2. The sharp acceleration of broad investment demand after a mostly absent first half 2011, says Berry.

3. The return of central bank buying, from new corners and in sizeable tranches. Berry specifically cited South Korea adding 25 metric tons of gold to its reserves over June and July.

4. Current low U.S. interest rates will support high gold prices, according to Goldman Sachs. Earlier this month the investment bank issued a report saying it expects gold prices to rise through the middle of next year. While calling this year's gold price rally impressive, this rally in gold prices is still lagging the collapse in U.S. real rates with the 10-year TIPS yield now closer to 0.30 percent, suggesting that gold positioning remains 'under-bought.'

BMO Capital Markets this week sounded a similar note. The influence of weak fiat currencies (especially the U.S. dollar), global economic troubles, escalating geopolitical risk, inflationary pressures and negative real interest rates have created a 'perfect storm' for the gold metal price.

The upshot of these four factors means the trend line for gold is up, not down.

Although profit-taking, price-elastic scrap supply and seasonally soft physical demand could temper the rally in the near term, we expect prices to set new highs, says Berry.
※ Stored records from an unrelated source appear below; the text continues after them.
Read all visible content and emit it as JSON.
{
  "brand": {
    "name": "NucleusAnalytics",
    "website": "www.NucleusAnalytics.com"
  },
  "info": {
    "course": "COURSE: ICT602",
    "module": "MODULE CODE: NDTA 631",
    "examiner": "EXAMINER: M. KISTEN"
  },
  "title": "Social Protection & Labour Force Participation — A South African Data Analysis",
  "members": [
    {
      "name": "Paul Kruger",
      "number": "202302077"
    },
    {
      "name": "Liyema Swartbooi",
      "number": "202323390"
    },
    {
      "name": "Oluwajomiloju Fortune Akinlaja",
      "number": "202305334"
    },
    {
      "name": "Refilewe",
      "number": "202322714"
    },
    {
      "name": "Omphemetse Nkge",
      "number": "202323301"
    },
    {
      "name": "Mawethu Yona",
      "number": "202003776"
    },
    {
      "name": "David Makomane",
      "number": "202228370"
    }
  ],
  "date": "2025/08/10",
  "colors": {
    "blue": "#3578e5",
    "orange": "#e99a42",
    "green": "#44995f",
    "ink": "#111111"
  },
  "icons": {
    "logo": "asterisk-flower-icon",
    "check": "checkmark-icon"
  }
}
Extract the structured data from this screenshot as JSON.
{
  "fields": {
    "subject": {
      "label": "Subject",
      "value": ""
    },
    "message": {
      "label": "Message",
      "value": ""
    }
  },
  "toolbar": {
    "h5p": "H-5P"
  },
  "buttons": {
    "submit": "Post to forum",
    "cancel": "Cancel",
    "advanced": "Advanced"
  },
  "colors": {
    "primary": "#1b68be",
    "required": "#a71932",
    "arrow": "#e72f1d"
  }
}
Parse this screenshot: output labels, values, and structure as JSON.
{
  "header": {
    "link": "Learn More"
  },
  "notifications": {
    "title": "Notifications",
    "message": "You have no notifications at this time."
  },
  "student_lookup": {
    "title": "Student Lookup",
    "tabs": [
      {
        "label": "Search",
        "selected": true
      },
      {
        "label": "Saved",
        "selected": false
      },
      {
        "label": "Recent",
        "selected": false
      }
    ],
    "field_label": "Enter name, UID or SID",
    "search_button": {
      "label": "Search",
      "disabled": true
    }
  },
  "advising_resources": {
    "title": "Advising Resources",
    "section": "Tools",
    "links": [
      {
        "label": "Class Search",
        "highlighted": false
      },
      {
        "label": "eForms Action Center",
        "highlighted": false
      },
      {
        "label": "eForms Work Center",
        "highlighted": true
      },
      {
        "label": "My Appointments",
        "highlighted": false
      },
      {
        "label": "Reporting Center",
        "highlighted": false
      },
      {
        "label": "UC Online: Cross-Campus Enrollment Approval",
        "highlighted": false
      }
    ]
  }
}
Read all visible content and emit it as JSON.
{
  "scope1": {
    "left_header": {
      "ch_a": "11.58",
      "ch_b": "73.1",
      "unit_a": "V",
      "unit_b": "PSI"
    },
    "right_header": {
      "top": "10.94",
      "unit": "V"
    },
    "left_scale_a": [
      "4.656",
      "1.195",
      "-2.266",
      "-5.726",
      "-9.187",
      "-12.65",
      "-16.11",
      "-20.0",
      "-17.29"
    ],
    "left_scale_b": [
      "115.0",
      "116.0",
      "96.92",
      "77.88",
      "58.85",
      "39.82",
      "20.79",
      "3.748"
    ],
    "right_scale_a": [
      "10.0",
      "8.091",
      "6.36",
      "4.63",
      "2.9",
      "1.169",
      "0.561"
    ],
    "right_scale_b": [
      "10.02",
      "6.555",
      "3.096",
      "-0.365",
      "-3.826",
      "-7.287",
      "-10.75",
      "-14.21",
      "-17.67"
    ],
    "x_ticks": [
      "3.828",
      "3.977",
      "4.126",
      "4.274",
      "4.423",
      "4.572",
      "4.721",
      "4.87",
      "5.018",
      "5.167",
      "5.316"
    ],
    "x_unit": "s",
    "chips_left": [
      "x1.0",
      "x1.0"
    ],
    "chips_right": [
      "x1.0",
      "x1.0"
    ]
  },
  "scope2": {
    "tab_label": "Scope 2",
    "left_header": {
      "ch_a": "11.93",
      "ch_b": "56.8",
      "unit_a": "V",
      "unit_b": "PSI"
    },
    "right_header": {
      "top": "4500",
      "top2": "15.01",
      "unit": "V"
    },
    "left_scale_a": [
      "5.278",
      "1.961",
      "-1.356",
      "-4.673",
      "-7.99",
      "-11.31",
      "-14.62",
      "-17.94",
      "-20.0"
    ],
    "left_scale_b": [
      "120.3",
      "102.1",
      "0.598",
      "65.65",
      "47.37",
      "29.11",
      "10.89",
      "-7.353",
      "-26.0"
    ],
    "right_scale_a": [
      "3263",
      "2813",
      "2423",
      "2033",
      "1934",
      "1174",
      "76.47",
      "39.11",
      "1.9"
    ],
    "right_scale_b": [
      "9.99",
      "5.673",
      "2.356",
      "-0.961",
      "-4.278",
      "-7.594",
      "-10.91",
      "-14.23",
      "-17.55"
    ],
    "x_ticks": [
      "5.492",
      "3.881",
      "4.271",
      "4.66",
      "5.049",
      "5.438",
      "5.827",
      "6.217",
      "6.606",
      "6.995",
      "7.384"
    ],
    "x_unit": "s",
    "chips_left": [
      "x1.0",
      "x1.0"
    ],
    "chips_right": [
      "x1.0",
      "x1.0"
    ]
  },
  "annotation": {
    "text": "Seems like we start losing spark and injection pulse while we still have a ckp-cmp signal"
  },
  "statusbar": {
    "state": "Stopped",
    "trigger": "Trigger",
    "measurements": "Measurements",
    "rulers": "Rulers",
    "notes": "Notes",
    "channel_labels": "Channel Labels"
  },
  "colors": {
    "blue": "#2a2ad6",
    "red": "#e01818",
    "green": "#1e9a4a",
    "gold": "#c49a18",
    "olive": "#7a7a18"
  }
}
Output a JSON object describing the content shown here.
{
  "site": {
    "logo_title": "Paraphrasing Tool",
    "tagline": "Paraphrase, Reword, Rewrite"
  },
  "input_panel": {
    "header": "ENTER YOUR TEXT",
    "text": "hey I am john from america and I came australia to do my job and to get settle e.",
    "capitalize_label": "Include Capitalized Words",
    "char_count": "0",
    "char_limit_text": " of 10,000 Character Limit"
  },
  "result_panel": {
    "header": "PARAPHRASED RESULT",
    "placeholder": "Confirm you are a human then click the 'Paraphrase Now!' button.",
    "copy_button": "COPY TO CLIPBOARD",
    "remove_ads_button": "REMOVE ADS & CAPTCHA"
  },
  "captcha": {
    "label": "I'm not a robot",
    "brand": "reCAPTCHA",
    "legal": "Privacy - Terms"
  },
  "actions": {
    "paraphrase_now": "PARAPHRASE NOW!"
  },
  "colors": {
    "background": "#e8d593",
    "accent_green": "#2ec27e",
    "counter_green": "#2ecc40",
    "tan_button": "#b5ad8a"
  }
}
Bending that trend line down will require several developments, says UBS analyst Edel Tully.

Unless a series of positive macroeconomic numbers emerges, which seems unlikely at this stage, we strongly believe the dips will be bought, Tully says. 'Further upside (of the gold price) is more of a question of how much, rather than if.

Likewise Berry: We believe the macro environment is evolving increasingly favourably for gold, and a return of market confidence in the state of the global economy, coupled with high and rising real interest rates and controlled inflation, will be required to quell its gains.